After Hamilton issued his ruling, SEC attorneys entered the decision into the docket as a supplemental authority notice – a way for attorneys to call attention to relevant legal issues in other cases – in their case against Binance, the world’s largest cryptocurrency exchange, in Washington, DC

Longo did not place much stock in the SEC’s decision to file Hamilton’s ruling in the Binance case, but said it has become a common practice in the crypto industry that parties in litigation issues supplemental authority notices when there is a potentially relevant decision.
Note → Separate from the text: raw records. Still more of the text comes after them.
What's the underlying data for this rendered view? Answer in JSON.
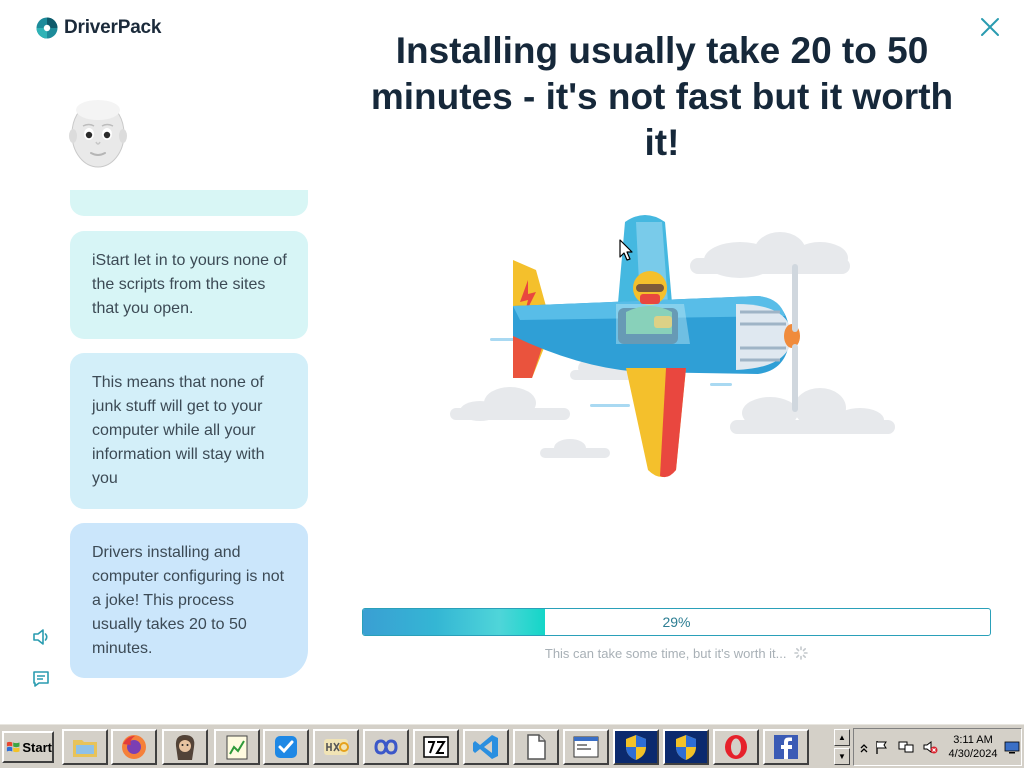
{
  "app": {
    "name": "DriverPack"
  },
  "headline": {
    "text": "Installing usually take 20 to 50 minutes - it's not fast but it worth it!"
  },
  "chat": {
    "messages": [
      "iStart let in to yours none of the scripts from the sites that you open.",
      "This means that none of junk stuff will get to your computer while all your information will stay with you",
      "Drivers installing and computer configuring is not a joke! This process usually takes 20 to 50 minutes."
    ]
  },
  "progress": {
    "value": 29,
    "label": "29%",
    "hint": "This can take some time, but it's worth it..."
  },
  "colors": {
    "accent": "#2aa0b9",
    "brand_dark": "#1b2a3a",
    "bubble1": "#d7f5f6",
    "bubble2": "#d3eff9",
    "bubble3": "#cbe6fb"
  },
  "taskbar": {
    "start_label": "Start",
    "buttons": [
      "explorer-icon",
      "firefox-icon",
      "portrait-icon",
      "notepad-chart-icon",
      "task-check-icon",
      "hxd-icon",
      "infinity-icon",
      "7zip-icon",
      "vscode-icon",
      "file-icon",
      "window-app-icon",
      "uac-shield-icon",
      "uac-shield-icon",
      "opera-icon",
      "facebook-icon"
    ],
    "clock": {
      "time": "3:11 AM",
      "date": "4/30/2024"
    }
  }
}
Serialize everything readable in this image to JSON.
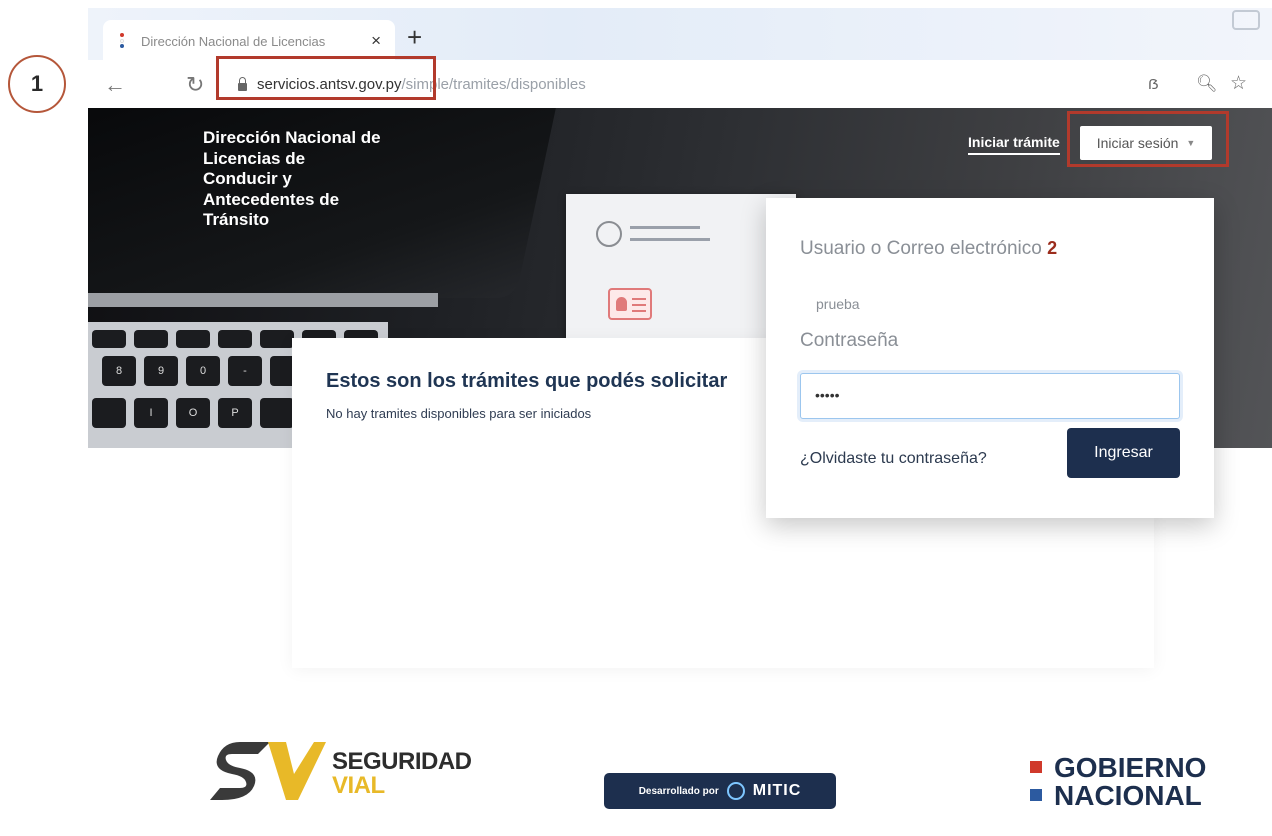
{
  "annotations": {
    "step1": "1",
    "step2": "2"
  },
  "browser": {
    "tab_title": "Dirección Nacional de Licencias",
    "tab_close": "×",
    "new_tab": "+",
    "url_host": "servicios.antsv.gov.py",
    "url_path": "/simple/tramites/disponibles"
  },
  "header": {
    "site_title": "Dirección Nacional de Licencias de Conducir y Antecedentes de Tránsito",
    "nav_link": "Iniciar trámite",
    "login_button": "Iniciar sesión"
  },
  "main": {
    "title": "Estos son los trámites que podés solicitar",
    "subtitle": "No hay tramites disponibles para ser iniciados"
  },
  "login": {
    "user_label": "Usuario o Correo electrónico",
    "user_value": "prueba",
    "password_label": "Contraseña",
    "password_value": "•••••",
    "forgot_link": "¿Olvidaste tu contraseña?",
    "submit": "Ingresar"
  },
  "footer": {
    "seguridad_line1": "SEGURIDAD",
    "seguridad_line2": "VIAL",
    "mitic_prefix": "Desarrollado por",
    "mitic_name": "MITIC",
    "gobierno_line1": "GOBIERNO",
    "gobierno_line2": "NACIONAL"
  },
  "colors": {
    "accent_navy": "#1d2f4e",
    "annotation_red": "#b23a2c",
    "seguridad_yellow": "#e8b928",
    "gobierno_red": "#d0392b",
    "gobierno_blue": "#2c5aa0"
  }
}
In another case.

“It’s part of the reality that a lot of the law here was essentially forged in the context of our trial courts,” Longo said. “This is where the case law came into play. There have been no new regulations or new laws. …I think it’s a symptom of the way the law has evolved here that often any trial court decision on the question of Howey in the context of a cryptocurrency case is frequently cited by other courts which have decisions on these kinds of questions before them. »

Without regulatory clarity from Congress, the crypto industry has no choice but to seek answers in the legal system — a process that Longo and other lawyers say is costly and time-consuming .

“The courts are trying to solve the problems of ‘neuromancers’ at a ‘dark’ pace,” Gottlieb joked.

“The case concerns a [initial coin offering, or ICO] “This happened in 2014. Ten years later, we are still handling some of these cases,” Gottlieb added. “We have issues going on today that we will still have to deal with in five or 10 years in the district courts – and that’s not counting the results of the appeals courts or the Supreme Court. »

The lawyers agreed that the chances of the Ripple case in California actually going to trial are slim to none, because the damages the plaintiff can recover are very small.

“Very often these cases don’t make it to court,” Gottlieb said, adding that in cases where the damages are small, both parties are incentivized to settle the issue amicably.

“Neither side is going to want to go to court and spend a million dollars in attorney fees beyond a few hundred dollars,” Gottlieb said. “If there is an offer of compromise or an offer to settle, that increases the pressure on the plaintiff to settle. … It’s difficult to see this matter going any further.”

The plaintiff’s attorneys did not respond to CoinDesk’s request for comment.